ECLI:NL:CRVB:2021:3005
Centrale Raad van Beroep
- Hoger beroep
- Rechtspraak.nl
Beoordeling van arbeidsongeschiktheid en WIA-uitkering na toegenomen beperkingen
In deze zaak heeft de Centrale Raad van Beroep op 1 december 2021 uitspraak gedaan in hoger beroep over de arbeidsongeschiktheid van appellant, die zich had gemeld bij het Uwv met toegenomen beperkingen. Appellant, die voorheen als assemblagemedewerker werkte, had zich in 2010 ziek gemeld en ontving verschillende uitkeringen, waaronder een WW-uitkering en later een ZW-uitkering. Het Uwv had in eerdere besluiten vastgesteld dat appellant minder dan 35% arbeidsongeschikt was, ondanks toegenomen beperkingen. Appellant heeft bezwaar gemaakt tegen deze besluiten, maar zowel de rechtbank als de Raad hebben geoordeeld dat het medisch onderzoek door het Uwv zorgvuldig was en dat de conclusies van de verzekeringsarts bezwaar en beroep juist waren.
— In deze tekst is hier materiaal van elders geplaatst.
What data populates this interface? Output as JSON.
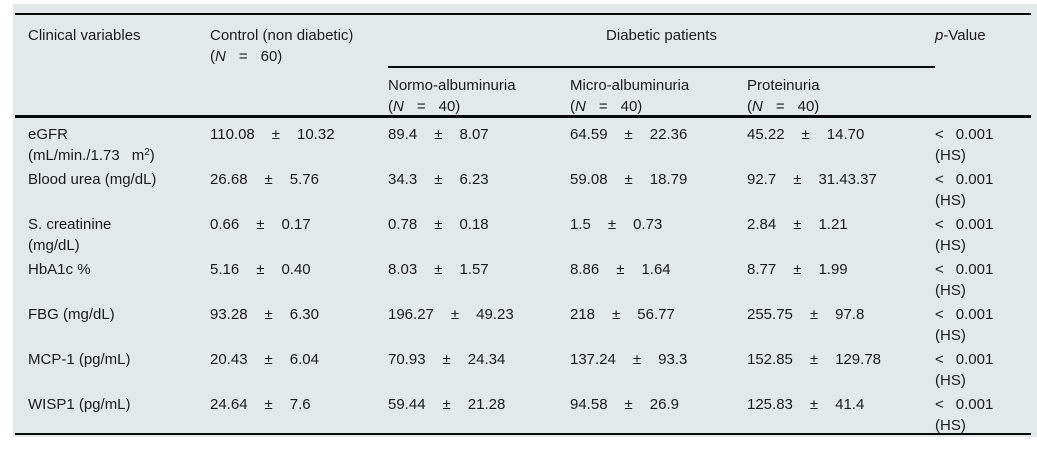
{
  "colors": {
    "table_background": "#e3e8ea",
    "rule": "#0a0a0a"
  },
  "symbols": {
    "paren_open": "(",
    "n_italic": "N",
    "eq": "=",
    "pm": "±",
    "lt": "<"
  },
  "header": {
    "clinical": "Clinical variables",
    "control_title": "Control (non diabetic)",
    "control_n": "60)",
    "diabetic_group": "Diabetic patients",
    "normo_title": "Normo-albuminuria",
    "normo_n": "40)",
    "micro_title": "Micro-albuminuria",
    "micro_n": "40)",
    "prot_title": "Proteinuria",
    "prot_n": "40)",
    "p_italic": "p",
    "p_rest": "-Value"
  },
  "rows": [
    {
      "label1": "eGFR",
      "label2a": "(mL/min./1.73",
      "label2b": "m",
      "label2sup": "2",
      "label2c": ")",
      "control_mean": "110.08",
      "control_sd": "10.32",
      "normo_mean": "89.4",
      "normo_sd": "8.07",
      "micro_mean": "64.59",
      "micro_sd": "22.36",
      "prot_mean": "45.22",
      "prot_sd": "14.70",
      "p": "0.001",
      "p_note": "(HS)"
    },
    {
      "label1": "Blood urea (mg/dL)",
      "control_mean": "26.68",
      "control_sd": "5.76",
      "normo_mean": "34.3",
      "normo_sd": "6.23",
      "micro_mean": "59.08",
      "micro_sd": "18.79",
      "prot_mean": "92.7",
      "prot_sd": "31.43.37",
      "p": "0.001",
      "p_note": "(HS)"
    },
    {
      "label1": "S. creatinine",
      "label2": "(mg/dL)",
      "control_mean": "0.66",
      "control_sd": "0.17",
      "normo_mean": "0.78",
      "normo_sd": "0.18",
      "micro_mean": "1.5",
      "micro_sd": "0.73",
      "prot_mean": "2.84",
      "prot_sd": "1.21",
      "p": "0.001",
      "p_note": "(HS)"
    },
    {
      "label1": "HbA1c %",
      "control_mean": "5.16",
      "control_sd": "0.40",
      "normo_mean": "8.03",
      "normo_sd": "1.57",
      "micro_mean": "8.86",
      "micro_sd": "1.64",
      "prot_mean": "8.77",
      "prot_sd": "1.99",
      "p": "0.001",
      "p_note": "(HS)"
    },
    {
      "label1": "FBG (mg/dL)",
      "control_mean": "93.28",
      "control_sd": "6.30",
      "normo_mean": "196.27",
      "normo_sd": "49.23",
      "micro_mean": "218",
      "micro_sd": "56.77",
      "prot_mean": "255.75",
      "prot_sd": "97.8",
      "p": "0.001",
      "p_note": "(HS)"
    },
    {
      "label1": "MCP-1 (pg/mL)",
      "control_mean": "20.43",
      "control_sd": "6.04",
      "normo_mean": "70.93",
      "normo_sd": "24.34",
      "micro_mean": "137.24",
      "micro_sd": "93.3",
      "prot_mean": "152.85",
      "prot_sd": "129.78",
      "p": "0.001",
      "p_note": "(HS)"
    },
    {
      "label1": "WISP1 (pg/mL)",
      "control_mean": "24.64",
      "control_sd": "7.6",
      "normo_mean": "59.44",
      "normo_sd": "21.28",
      "micro_mean": "94.58",
      "micro_sd": "26.9",
      "prot_mean": "125.83",
      "prot_sd": "41.4",
      "p": "0.001",
      "p_note": "(HS)"
    }
  ]
}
De Raad bevestigde dat appellant, ondanks zijn klachten, niet in aanmerking kwam voor een WIA-uitkering omdat zijn arbeidsongeschiktheid onder de 35% bleef. De uitspraak van de rechtbank Oost-Brabant werd bevestigd, en er werd geen aanleiding gezien voor een veroordeling in de proceskosten.